Uno de los oficiales japoneses dio un grito y todas las bayonetas se pusieron en posición de ataque.

Los prisioneros callaron y se apretaron un poco más entre ellos.

Por el megáfono comenzaron a emitirse las órdenes traducidas del oficial:

—Lo de ataros es para que guardéis el orden. Cuando el barco esté cruzando el río, cualquier desorden que se produzca puede resultar peligroso. El Ejército Imperial lo hace por vuestra seguridad.

El traidor chino gritó hasta quedarse ronco, pero no consiguió convencer a los prisioneros.

—Y si nos atan las manos —gritó uno de ellos—, ¿cómo vamos a comer cuando lleguemos al río?

El intérprete no supo qué responder. ¿No habían dicho los japoneses que comerían al llegar al río? ¿Cómo decían ahora que los ataban para mantener el orden en los barcos? ¿Cómo iban a sostener los tazones y coger la comida con las manos atadas? Siendo tan pocos, ¿podían los soldados japoneses encargarse de darles la comida a todos? ¿Qué tenían que creerse exactamente de todo lo que les habían contado?

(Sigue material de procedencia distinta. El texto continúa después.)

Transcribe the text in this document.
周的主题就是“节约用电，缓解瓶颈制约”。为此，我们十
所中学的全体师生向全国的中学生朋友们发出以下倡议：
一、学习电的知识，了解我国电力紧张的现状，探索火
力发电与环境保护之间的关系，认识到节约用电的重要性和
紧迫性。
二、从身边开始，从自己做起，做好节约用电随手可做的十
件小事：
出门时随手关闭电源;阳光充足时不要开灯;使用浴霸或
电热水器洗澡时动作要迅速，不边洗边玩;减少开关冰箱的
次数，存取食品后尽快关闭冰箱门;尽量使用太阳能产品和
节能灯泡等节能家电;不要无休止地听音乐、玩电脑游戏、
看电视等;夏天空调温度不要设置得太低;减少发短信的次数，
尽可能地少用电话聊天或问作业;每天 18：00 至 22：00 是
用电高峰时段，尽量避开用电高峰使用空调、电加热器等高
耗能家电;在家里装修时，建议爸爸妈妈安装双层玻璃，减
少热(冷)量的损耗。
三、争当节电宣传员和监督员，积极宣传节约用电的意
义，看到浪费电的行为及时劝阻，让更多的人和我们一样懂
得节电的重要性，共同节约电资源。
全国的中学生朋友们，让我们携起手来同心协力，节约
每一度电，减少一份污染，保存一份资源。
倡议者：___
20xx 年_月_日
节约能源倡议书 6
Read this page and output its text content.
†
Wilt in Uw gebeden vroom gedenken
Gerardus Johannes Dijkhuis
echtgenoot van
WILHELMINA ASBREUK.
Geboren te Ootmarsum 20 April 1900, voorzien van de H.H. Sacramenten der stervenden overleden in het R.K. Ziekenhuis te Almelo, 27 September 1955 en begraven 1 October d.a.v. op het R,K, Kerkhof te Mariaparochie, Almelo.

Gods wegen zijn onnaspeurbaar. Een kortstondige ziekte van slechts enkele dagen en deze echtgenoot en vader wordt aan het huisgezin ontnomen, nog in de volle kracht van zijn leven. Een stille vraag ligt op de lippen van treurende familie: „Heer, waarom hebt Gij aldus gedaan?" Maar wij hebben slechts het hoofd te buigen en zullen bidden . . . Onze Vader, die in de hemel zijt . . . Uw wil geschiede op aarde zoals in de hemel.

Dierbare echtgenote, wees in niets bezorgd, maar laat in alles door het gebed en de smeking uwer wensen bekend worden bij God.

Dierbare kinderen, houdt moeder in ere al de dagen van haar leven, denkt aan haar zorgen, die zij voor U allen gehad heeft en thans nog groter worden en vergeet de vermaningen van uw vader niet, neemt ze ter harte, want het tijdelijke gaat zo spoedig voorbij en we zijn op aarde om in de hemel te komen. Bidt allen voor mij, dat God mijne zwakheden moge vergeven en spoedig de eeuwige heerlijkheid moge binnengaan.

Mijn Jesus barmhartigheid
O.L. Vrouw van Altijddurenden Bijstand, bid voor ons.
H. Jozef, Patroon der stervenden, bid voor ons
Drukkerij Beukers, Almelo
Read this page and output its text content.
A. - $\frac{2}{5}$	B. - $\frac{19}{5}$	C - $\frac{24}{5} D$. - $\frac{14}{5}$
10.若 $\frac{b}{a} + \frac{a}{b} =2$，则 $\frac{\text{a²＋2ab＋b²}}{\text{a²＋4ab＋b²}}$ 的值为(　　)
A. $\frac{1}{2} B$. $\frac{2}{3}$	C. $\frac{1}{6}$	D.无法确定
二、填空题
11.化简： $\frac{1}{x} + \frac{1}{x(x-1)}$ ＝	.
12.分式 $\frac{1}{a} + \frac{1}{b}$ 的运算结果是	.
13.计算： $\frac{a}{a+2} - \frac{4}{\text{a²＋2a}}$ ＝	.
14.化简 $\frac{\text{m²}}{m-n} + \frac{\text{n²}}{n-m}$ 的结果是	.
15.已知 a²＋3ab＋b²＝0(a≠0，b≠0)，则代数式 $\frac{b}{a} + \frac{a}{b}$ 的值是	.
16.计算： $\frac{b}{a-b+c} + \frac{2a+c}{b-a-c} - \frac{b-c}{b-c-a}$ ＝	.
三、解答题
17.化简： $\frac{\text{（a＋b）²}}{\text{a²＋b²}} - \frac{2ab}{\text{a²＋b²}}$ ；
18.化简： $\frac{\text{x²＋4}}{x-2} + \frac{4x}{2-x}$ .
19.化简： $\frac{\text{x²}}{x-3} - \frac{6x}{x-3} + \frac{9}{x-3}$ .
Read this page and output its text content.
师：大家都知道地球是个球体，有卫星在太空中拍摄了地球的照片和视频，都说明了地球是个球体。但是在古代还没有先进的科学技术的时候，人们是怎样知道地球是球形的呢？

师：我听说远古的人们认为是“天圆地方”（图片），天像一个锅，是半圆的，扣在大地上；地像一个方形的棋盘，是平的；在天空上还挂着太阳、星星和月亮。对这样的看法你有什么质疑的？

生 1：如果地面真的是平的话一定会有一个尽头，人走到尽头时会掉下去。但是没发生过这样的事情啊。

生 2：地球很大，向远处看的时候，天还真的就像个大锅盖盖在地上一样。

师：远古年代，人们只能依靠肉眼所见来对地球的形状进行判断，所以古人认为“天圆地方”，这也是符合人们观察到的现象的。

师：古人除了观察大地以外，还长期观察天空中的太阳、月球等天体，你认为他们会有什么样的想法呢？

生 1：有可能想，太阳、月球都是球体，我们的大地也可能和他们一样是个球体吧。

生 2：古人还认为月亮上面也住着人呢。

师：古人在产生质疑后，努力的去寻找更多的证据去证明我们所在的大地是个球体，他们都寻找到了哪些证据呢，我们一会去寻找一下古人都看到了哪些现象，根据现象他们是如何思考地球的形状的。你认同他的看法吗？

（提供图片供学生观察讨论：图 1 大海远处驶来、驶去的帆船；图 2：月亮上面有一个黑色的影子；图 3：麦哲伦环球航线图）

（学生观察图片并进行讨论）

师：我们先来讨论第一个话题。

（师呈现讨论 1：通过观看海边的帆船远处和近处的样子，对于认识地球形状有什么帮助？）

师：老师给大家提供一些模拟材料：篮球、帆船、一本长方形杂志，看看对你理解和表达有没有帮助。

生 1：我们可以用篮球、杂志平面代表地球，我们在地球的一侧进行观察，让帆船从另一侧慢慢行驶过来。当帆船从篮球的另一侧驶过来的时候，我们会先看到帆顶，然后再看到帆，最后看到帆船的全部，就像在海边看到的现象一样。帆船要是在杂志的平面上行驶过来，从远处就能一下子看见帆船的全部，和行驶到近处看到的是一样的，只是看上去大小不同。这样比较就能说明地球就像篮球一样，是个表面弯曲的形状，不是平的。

El oficial japonés se plantó frente al intérprete y le preguntó por qué estaban tan alterados los prisioneros. El colaboracionista esbozó una sonrisita y señaló todas las contradicciones del plan que habían trazado.

El oficial se quedó pensando unos instantes y le susurró algo al intérprete. Éste se giró y levantando el megáfono dijo:

—Soldados, el teniente coronel considera que tenéis razón y reconoce haber descuidado algunos detalles. Vamos a hacer lo siguiente: primero acamparemos aquí y en cuanto nos pongamos en contacto con la tropa de aprovisionamiento os lo anunciaremos.

Escoltaron a Li Quanyou y sus compañeros hasta el interior de la fábrica. Más de cinco mil prisioneros tuvieron que apretarse unos contra otros en aquel espacio en el que era imposible hacerse un hueco para estirarse y echar una cabezada. Sin embargo, el cansancio y el hambre extremos lograron que aun sentados se quedaran dormidos. Cuando al oscurecer se fueron despertando uno tras otro, ninguno tenía fuerzas para ponerse en pie.

Li Quanyou estaba situado en la periferia del grupo. A un paso de él había una larga bayoneta y subiendo con su mirada por ella llegó hasta un rostro inexpresivo. Era el de un soldado japonés de unos dieciocho o diecinueve años.

—¿Agua? —le preguntó—. ¿Tienes agua?

El soldado japonés se lo quedó mirando igual que miraría a una mula o a un mueble.

Li Quanyou hizo el gesto de beber mientras pensaba para sus adentros que ni un taburete de madera sería tan insensible como aquel soldado.

—¡Agua! —otro prisionero se unió a la petición de Li Quanyou. Gesticuló a la vez que pronunciaba cada una de las palabras lenta y cuidadosamente, como si así pudieran sonar a japonés.